The State/Territory breakdown found that NSW had the highest enforcement success rate (56.1%) whilst Victoria had an enforcement success rate of 30.7% and a finding that a restraint was valid (but not enforced) of a further 15%, meaning that the Court ruled the restraint invalid in 53% of cases.

Enforcement of restraints of trade in New South Wales and Victoria

There are at least a couple of reasons why NSW has a higher enforcement rate than Victoria. First, there is specific legislation in place that empowers a court to construe and read down a restraint that is excessive to reduce its operation to that of a reasonable protection, so long as that protection is within the confines of the restraint agreed between the parties. There is some qualitative evidence (Arup et al., 2013) to suggest that NSW is being nominated as the jurisdiction governing the contract to take advantage of this legislation. Second, NSW is a bigger State than Victoria with more employees, and the financial services and insurance industries, which are over-represented in restraint cases, are larger in NSW and hence generate more litigation.

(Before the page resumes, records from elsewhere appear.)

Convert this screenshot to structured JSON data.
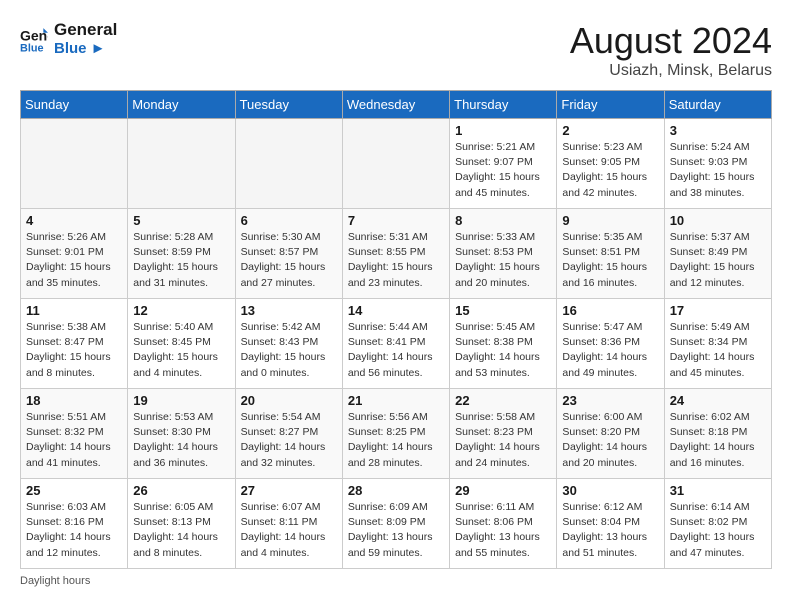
{
  "header": {
    "logo_line1": "General",
    "logo_line2": "Blue",
    "title": "August 2024",
    "subtitle": "Usiazh, Minsk, Belarus"
  },
  "weekdays": [
    "Sunday",
    "Monday",
    "Tuesday",
    "Wednesday",
    "Thursday",
    "Friday",
    "Saturday"
  ],
  "weeks": [
    [
      {
        "day": "",
        "info": ""
      },
      {
        "day": "",
        "info": ""
      },
      {
        "day": "",
        "info": ""
      },
      {
        "day": "",
        "info": ""
      },
      {
        "day": "1",
        "info": "Sunrise: 5:21 AM\nSunset: 9:07 PM\nDaylight: 15 hours\nand 45 minutes."
      },
      {
        "day": "2",
        "info": "Sunrise: 5:23 AM\nSunset: 9:05 PM\nDaylight: 15 hours\nand 42 minutes."
      },
      {
        "day": "3",
        "info": "Sunrise: 5:24 AM\nSunset: 9:03 PM\nDaylight: 15 hours\nand 38 minutes."
      }
    ],
    [
      {
        "day": "4",
        "info": "Sunrise: 5:26 AM\nSunset: 9:01 PM\nDaylight: 15 hours\nand 35 minutes."
      },
      {
        "day": "5",
        "info": "Sunrise: 5:28 AM\nSunset: 8:59 PM\nDaylight: 15 hours\nand 31 minutes."
      },
      {
        "day": "6",
        "info": "Sunrise: 5:30 AM\nSunset: 8:57 PM\nDaylight: 15 hours\nand 27 minutes."
      },
      {
        "day": "7",
        "info": "Sunrise: 5:31 AM\nSunset: 8:55 PM\nDaylight: 15 hours\nand 23 minutes."
      },
      {
        "day": "8",
        "info": "Sunrise: 5:33 AM\nSunset: 8:53 PM\nDaylight: 15 hours\nand 20 minutes."
      },
      {
        "day": "9",
        "info": "Sunrise: 5:35 AM\nSunset: 8:51 PM\nDaylight: 15 hours\nand 16 minutes."
      },
      {
        "day": "10",
        "info": "Sunrise: 5:37 AM\nSunset: 8:49 PM\nDaylight: 15 hours\nand 12 minutes."
      }
    ],
    [
      {
        "day": "11",
        "info": "Sunrise: 5:38 AM\nSunset: 8:47 PM\nDaylight: 15 hours\nand 8 minutes."
      },
      {
        "day": "12",
        "info": "Sunrise: 5:40 AM\nSunset: 8:45 PM\nDaylight: 15 hours\nand 4 minutes."
      },
      {
        "day": "13",
        "info": "Sunrise: 5:42 AM\nSunset: 8:43 PM\nDaylight: 15 hours\nand 0 minutes."
      },
      {
        "day": "14",
        "info": "Sunrise: 5:44 AM\nSunset: 8:41 PM\nDaylight: 14 hours\nand 56 minutes."
      },
      {
        "day": "15",
        "info": "Sunrise: 5:45 AM\nSunset: 8:38 PM\nDaylight: 14 hours\nand 53 minutes."
      },
      {
        "day": "16",
        "info": "Sunrise: 5:47 AM\nSunset: 8:36 PM\nDaylight: 14 hours\nand 49 minutes."
      },
      {
        "day": "17",
        "info": "Sunrise: 5:49 AM\nSunset: 8:34 PM\nDaylight: 14 hours\nand 45 minutes."
      }
    ],
    [
      {
        "day": "18",
        "info": "Sunrise: 5:51 AM\nSunset: 8:32 PM\nDaylight: 14 hours\nand 41 minutes."
      },
      {
        "day": "19",
        "info": "Sunrise: 5:53 AM\nSunset: 8:30 PM\nDaylight: 14 hours\nand 36 minutes."
      },
      {
        "day": "20",
        "info": "Sunrise: 5:54 AM\nSunset: 8:27 PM\nDaylight: 14 hours\nand 32 minutes."
      },
      {
        "day": "21",
        "info": "Sunrise: 5:56 AM\nSunset: 8:25 PM\nDaylight: 14 hours\nand 28 minutes."
      },
      {
        "day": "22",
        "info": "Sunrise: 5:58 AM\nSunset: 8:23 PM\nDaylight: 14 hours\nand 24 minutes."
      },
      {
        "day": "23",
        "info": "Sunrise: 6:00 AM\nSunset: 8:20 PM\nDaylight: 14 hours\nand 20 minutes."
      },
      {
        "day": "24",
        "info": "Sunrise: 6:02 AM\nSunset: 8:18 PM\nDaylight: 14 hours\nand 16 minutes."
      }
    ],
    [
      {
        "day": "25",
        "info": "Sunrise: 6:03 AM\nSunset: 8:16 PM\nDaylight: 14 hours\nand 12 minutes."
      },
      {
        "day": "26",
        "info": "Sunrise: 6:05 AM\nSunset: 8:13 PM\nDaylight: 14 hours\nand 8 minutes."
      },
      {
        "day": "27",
        "info": "Sunrise: 6:07 AM\nSunset: 8:11 PM\nDaylight: 14 hours\nand 4 minutes."
      },
      {
        "day": "28",
        "info": "Sunrise: 6:09 AM\nSunset: 8:09 PM\nDaylight: 13 hours\nand 59 minutes."
      },
      {
        "day": "29",
        "info": "Sunrise: 6:11 AM\nSunset: 8:06 PM\nDaylight: 13 hours\nand 55 minutes."
      },
      {
        "day": "30",
        "info": "Sunrise: 6:12 AM\nSunset: 8:04 PM\nDaylight: 13 hours\nand 51 minutes."
      },
      {
        "day": "31",
        "info": "Sunrise: 6:14 AM\nSunset: 8:02 PM\nDaylight: 13 hours\nand 47 minutes."
      }
    ]
  ],
  "footer": {
    "daylight_label": "Daylight hours"
  }
}
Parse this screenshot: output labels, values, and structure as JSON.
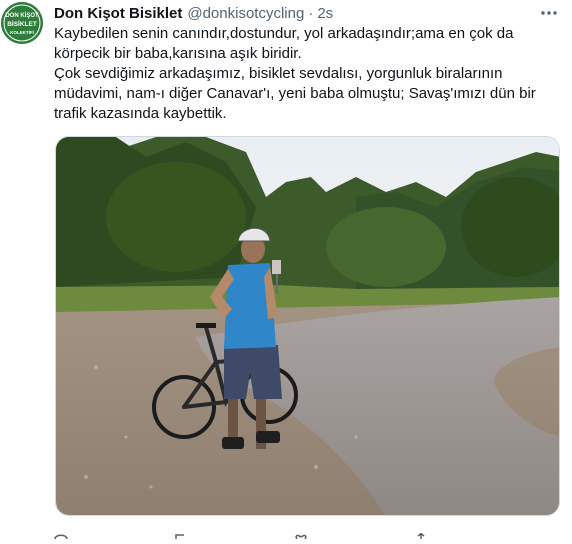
{
  "tweet": {
    "author": {
      "display_name": "Don Kişot Bisiklet",
      "handle": "@donkisotcycling",
      "avatar_icon": "don-kisot-bisiklet-kolektifi-logo",
      "avatar_logo_text": [
        "DON KİŞOT",
        "BİSİKLET",
        "KOLEKTİFİ"
      ]
    },
    "separator": "·",
    "timestamp": "2s",
    "text_lines": [
      "Kaybedilen senin canındır,dostundur, yol arkadaşındır;ama en çok da",
      "körpecik bir baba,karısına aşık biridir.",
      "Çok sevdiğimiz arkadaşımız, bisiklet sevdalısı, yorgunluk biralarının",
      "müdavimi, nam-ı diğer Canavar'ı, yeni baba olmuştu; Savaş'ımızı dün bir",
      "trafik kazasında kaybettik."
    ],
    "media": {
      "icon": "photo-cyclist-on-road"
    },
    "icons": {
      "more": "more-options-icon",
      "reply": "reply-icon",
      "retweet": "retweet-icon",
      "like": "like-icon",
      "share": "share-icon"
    },
    "colors": {
      "text": "#0f1419",
      "secondary": "#536471",
      "border": "#cfd9de",
      "avatar_green": "#2f7d3b"
    }
  }
}
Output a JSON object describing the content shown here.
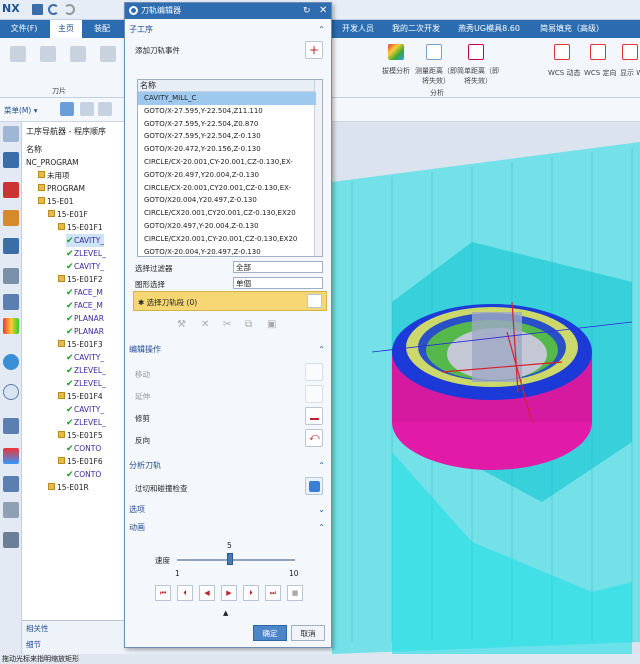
{
  "app": {
    "logo": "NX"
  },
  "tabs": [
    {
      "label": "文件(F)",
      "active": false
    },
    {
      "label": "主页",
      "active": true
    },
    {
      "label": "装配",
      "active": false
    },
    {
      "label": "开发人员",
      "active": false
    },
    {
      "label": "我的二次开发",
      "active": false
    },
    {
      "label": "燕秀UG模具8.60",
      "active": false
    },
    {
      "label": "简易填充（高级）",
      "active": false
    }
  ],
  "ribbon": {
    "group_label": "刀片",
    "analysis_group_label": "分析",
    "tools": [
      {
        "label": "拔模分析"
      },
      {
        "label": "测量距离（即将失效）"
      },
      {
        "label": "简单距离（即将失效）"
      },
      {
        "label": "WCS 动态"
      },
      {
        "label": "WCS 定向"
      },
      {
        "label": "显示 W"
      }
    ]
  },
  "toolbar2": {
    "menu_label": "菜单(M) ▾"
  },
  "navigator": {
    "title": "工序导航器 - 程序顺序",
    "column_name": "名称",
    "nodes": [
      {
        "label": "NC_PROGRAM",
        "level": 0,
        "kind": "root"
      },
      {
        "label": "未用项",
        "level": 1,
        "kind": "folder"
      },
      {
        "label": "PROGRAM",
        "level": 1,
        "kind": "folder"
      },
      {
        "label": "15-E01",
        "level": 1,
        "kind": "folder"
      },
      {
        "label": "15-E01F",
        "level": 2,
        "kind": "folder"
      },
      {
        "label": "15-E01F1",
        "level": 3,
        "kind": "folder"
      },
      {
        "label": "CAVITY_",
        "level": 4,
        "kind": "op",
        "selected": true
      },
      {
        "label": "ZLEVEL_",
        "level": 4,
        "kind": "op"
      },
      {
        "label": "CAVITY_",
        "level": 4,
        "kind": "op"
      },
      {
        "label": "15-E01F2",
        "level": 3,
        "kind": "folder"
      },
      {
        "label": "FACE_M",
        "level": 4,
        "kind": "op"
      },
      {
        "label": "FACE_M",
        "level": 4,
        "kind": "op"
      },
      {
        "label": "PLANAR",
        "level": 4,
        "kind": "op"
      },
      {
        "label": "PLANAR",
        "level": 4,
        "kind": "op"
      },
      {
        "label": "15-E01F3",
        "level": 3,
        "kind": "folder"
      },
      {
        "label": "CAVITY_",
        "level": 4,
        "kind": "op"
      },
      {
        "label": "ZLEVEL_",
        "level": 4,
        "kind": "op"
      },
      {
        "label": "ZLEVEL_",
        "level": 4,
        "kind": "op"
      },
      {
        "label": "15-E01F4",
        "level": 3,
        "kind": "folder"
      },
      {
        "label": "CAVITY_",
        "level": 4,
        "kind": "op"
      },
      {
        "label": "ZLEVEL_",
        "level": 4,
        "kind": "op"
      },
      {
        "label": "15-E01F5",
        "level": 3,
        "kind": "folder"
      },
      {
        "label": "CONTO",
        "level": 4,
        "kind": "op"
      },
      {
        "label": "15-E01F6",
        "level": 3,
        "kind": "folder"
      },
      {
        "label": "CONTO",
        "level": 4,
        "kind": "op"
      },
      {
        "label": "15-E01R",
        "level": 2,
        "kind": "folder"
      }
    ],
    "bottom": {
      "related": "相关性",
      "details": "细节"
    }
  },
  "dialog": {
    "title": "刀轨编辑器",
    "sub_op_section": "子工序",
    "add_event_label": "添加刀轨事件",
    "list_header": "名称",
    "list_rows": [
      "CAVITY_MILL_C",
      "GOTO/X-27.595,Y-22.504,Z11.110",
      "GOTO/X-27.595,Y-22.504,Z0.870",
      "GOTO/X-27.595,Y-22.504,Z-0.130",
      "GOTO/X-20.472,Y-20.156,Z-0.130",
      "CIRCLE/CX-20.001,CY-20.001,CZ-0.130,EX-",
      "GOTO/X-20.497,Y20.004,Z-0.130",
      "CIRCLE/CX-20.001,CY20.001,CZ-0.130,EX-",
      "GOTO/X20.004,Y20.497,Z-0.130",
      "CIRCLE/CX20.001,CY20.001,CZ-0.130,EX20",
      "GOTO/X20.497,Y-20.004,Z-0.130",
      "CIRCLE/CX20.001,CY-20.001,CZ-0.130,EX20",
      "GOTO/X-20.004,Y-20.497,Z-0.130"
    ],
    "filter_label": "选择过滤器",
    "filter_value": "全部",
    "shape_select_label": "图形选择",
    "shape_select_value": "单個",
    "select_path_label": "✱ 选择刀轨段 (0)",
    "edit_section": "编辑操作",
    "edit_ops": [
      {
        "label": "移动",
        "enabled": false
      },
      {
        "label": "延伸",
        "enabled": false
      },
      {
        "label": "修剪",
        "enabled": true
      },
      {
        "label": "反向",
        "enabled": true
      }
    ],
    "analysis_section": "分析刀轨",
    "gouge_check_label": "过切和碰撞检查",
    "options_section": "选项",
    "animation_section": "动画",
    "speed_label": "速度",
    "speed_value": "5",
    "speed_min": "1",
    "speed_max": "10",
    "ok_label": "确定",
    "cancel_label": "取消"
  },
  "statusbar": {
    "text": "拖动光标来指明缩放矩形"
  }
}
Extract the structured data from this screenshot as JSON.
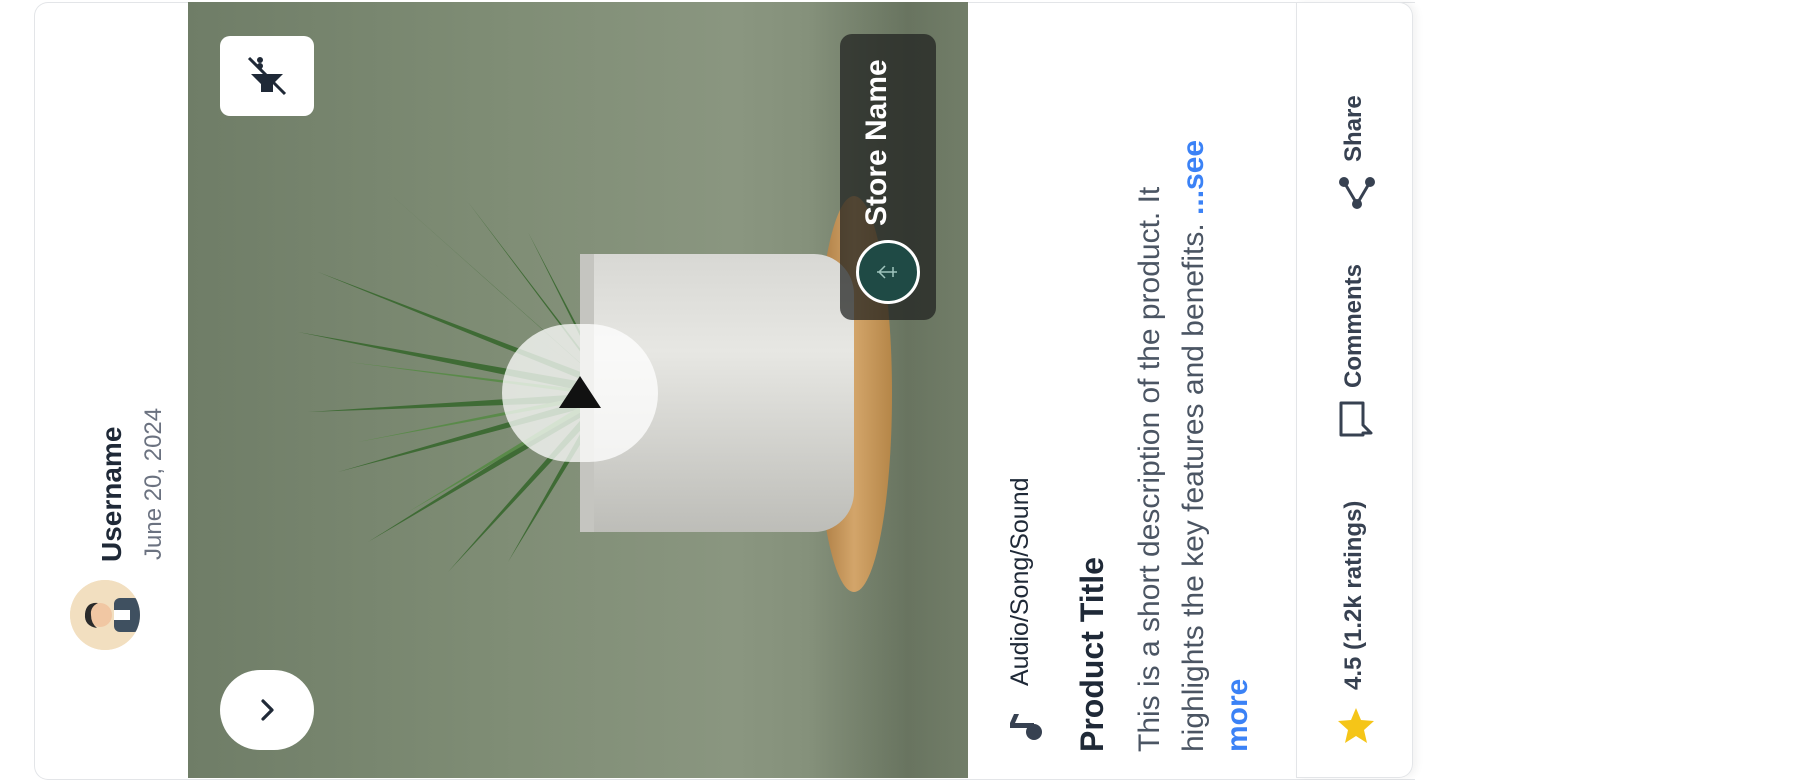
{
  "header": {
    "username": "Username",
    "date": "June 20, 2024"
  },
  "media": {
    "store_name": "Store Name",
    "icons": {
      "mute": "volume-off-icon",
      "play": "play-icon",
      "next": "chevron-right-icon"
    }
  },
  "info": {
    "audio_label": "Audio/Song/Sound",
    "product_title": "Product Title",
    "description": "This is a short description of the product. It highlights the key features and benefits.",
    "see_more": "...see more"
  },
  "actions": {
    "rating": "4.5 (1.2k ratings)",
    "comments": "Comments",
    "share": "Share"
  },
  "colors": {
    "accent_link": "#3b82f6",
    "star": "#f5c518",
    "text_primary": "#1f2937"
  }
}
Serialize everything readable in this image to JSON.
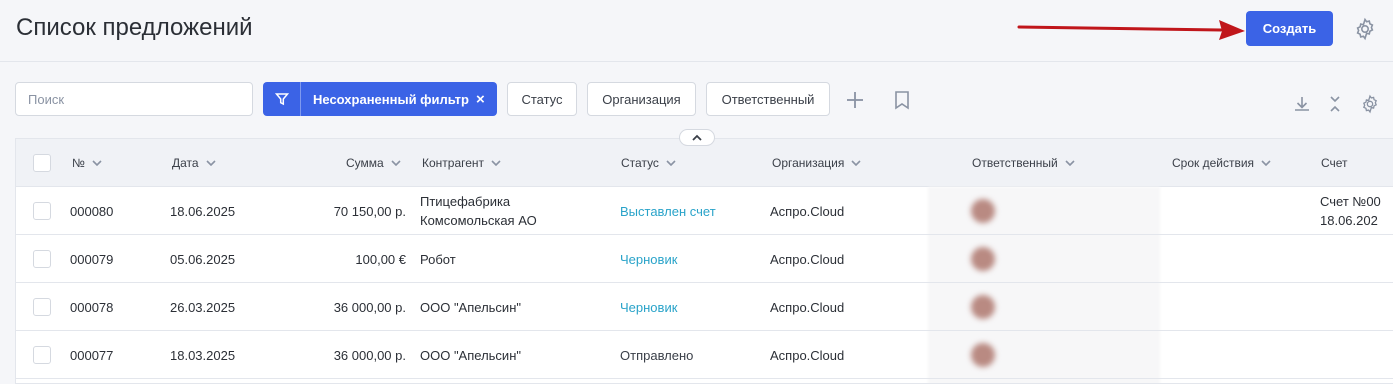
{
  "header": {
    "title": "Список предложений",
    "create_label": "Создать"
  },
  "filters": {
    "search_placeholder": "Поиск",
    "active_filter_label": "Несохраненный фильтр",
    "active_filter_clear": "×",
    "buttons": [
      "Статус",
      "Организация",
      "Ответственный"
    ]
  },
  "table": {
    "columns": [
      "№",
      "Дата",
      "Сумма",
      "Контрагент",
      "Статус",
      "Организация",
      "Ответственный",
      "Срок действия",
      "Счет"
    ],
    "rows": [
      {
        "number": "000080",
        "date": "18.06.2025",
        "amount": "70 150,00 р.",
        "counterparty": "Птицефабрика Комсомольская АО",
        "status": "Выставлен счет",
        "status_link": true,
        "organization": "Аспро.Cloud",
        "invoice": "Счет №00 18.06.202"
      },
      {
        "number": "000079",
        "date": "05.06.2025",
        "amount": "100,00 €",
        "counterparty": "Робот",
        "status": "Черновик",
        "status_link": true,
        "organization": "Аспро.Cloud",
        "invoice": ""
      },
      {
        "number": "000078",
        "date": "26.03.2025",
        "amount": "36 000,00 р.",
        "counterparty": "ООО \"Апельсин\"",
        "status": "Черновик",
        "status_link": true,
        "organization": "Аспро.Cloud",
        "invoice": ""
      },
      {
        "number": "000077",
        "date": "18.03.2025",
        "amount": "36 000,00 р.",
        "counterparty": "ООО \"Апельсин\"",
        "status": "Отправлено",
        "status_link": false,
        "organization": "Аспро.Cloud",
        "invoice": ""
      }
    ]
  },
  "colors": {
    "accent": "#3b63e6",
    "status_link": "#29a3c9",
    "arrow": "#c0161b"
  },
  "icons": [
    "gear-icon",
    "filter-icon",
    "close-icon",
    "plus-icon",
    "bookmark-icon",
    "download-icon",
    "collapse-icon",
    "chevron-down-icon",
    "chevron-up-icon"
  ]
}
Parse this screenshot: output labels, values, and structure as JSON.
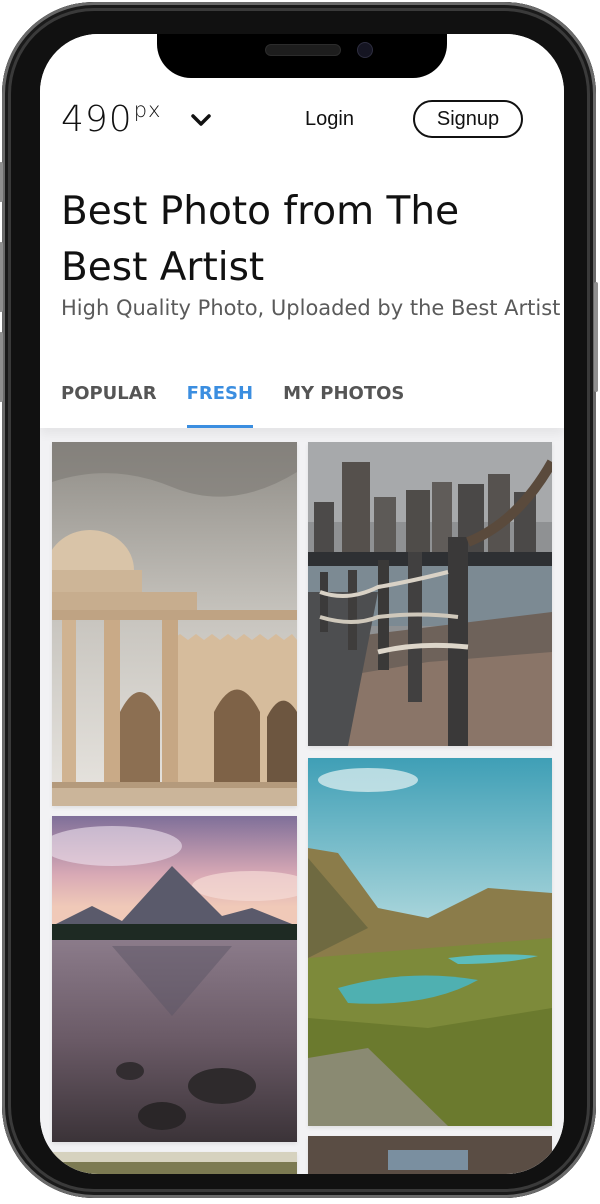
{
  "brand": {
    "logo_main": "490",
    "logo_sup": "px"
  },
  "nav": {
    "login_label": "Login",
    "signup_label": "Signup"
  },
  "hero": {
    "title": "Best Photo from The Best Artist",
    "subtitle": "High Quality Photo, Uploaded by the Best Artist"
  },
  "tabs": [
    {
      "label": "POPULAR",
      "active": false
    },
    {
      "label": "FRESH",
      "active": true
    },
    {
      "label": "MY PHOTOS",
      "active": false
    }
  ],
  "colors": {
    "accent": "#3b8ee0",
    "text": "#111111",
    "muted": "#5a5a5a"
  },
  "icons": {
    "dropdown": "chevron-down-icon"
  },
  "photos": [
    {
      "subject": "mosque"
    },
    {
      "subject": "city-pier"
    },
    {
      "subject": "mountain-lake"
    },
    {
      "subject": "alpine-valley"
    },
    {
      "subject": "partial-bottom-left"
    },
    {
      "subject": "partial-bottom-right"
    }
  ]
}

I suspect these numbers – Australia wide and State by State – show odds of success that are much higher than is the general perception. These aggregate numbers also leave out successful settlement negotiations prior to trial – it is not uncommon to agree a fresh restraint by consent, or some other compromise, rather than proceeding to final hearing.

The best decisions, including whether to start a legal action or not, are made by combining human expertise, experience and instinct, and objective data. The human experience allows us to weigh complex trade-offs and risks in pursuit of an objective. The objective data helps us to make decisions free of biases, many of which are subconscious.

Of course, every case is different and success in any individual matter has many essential ingredients. This aggregate data is useful in that it shows that an ex-employee’s restraint can be an effective tool to protect business assets. It is always a matter of ensuring that the essential ingredients, covered in other blog posts are present.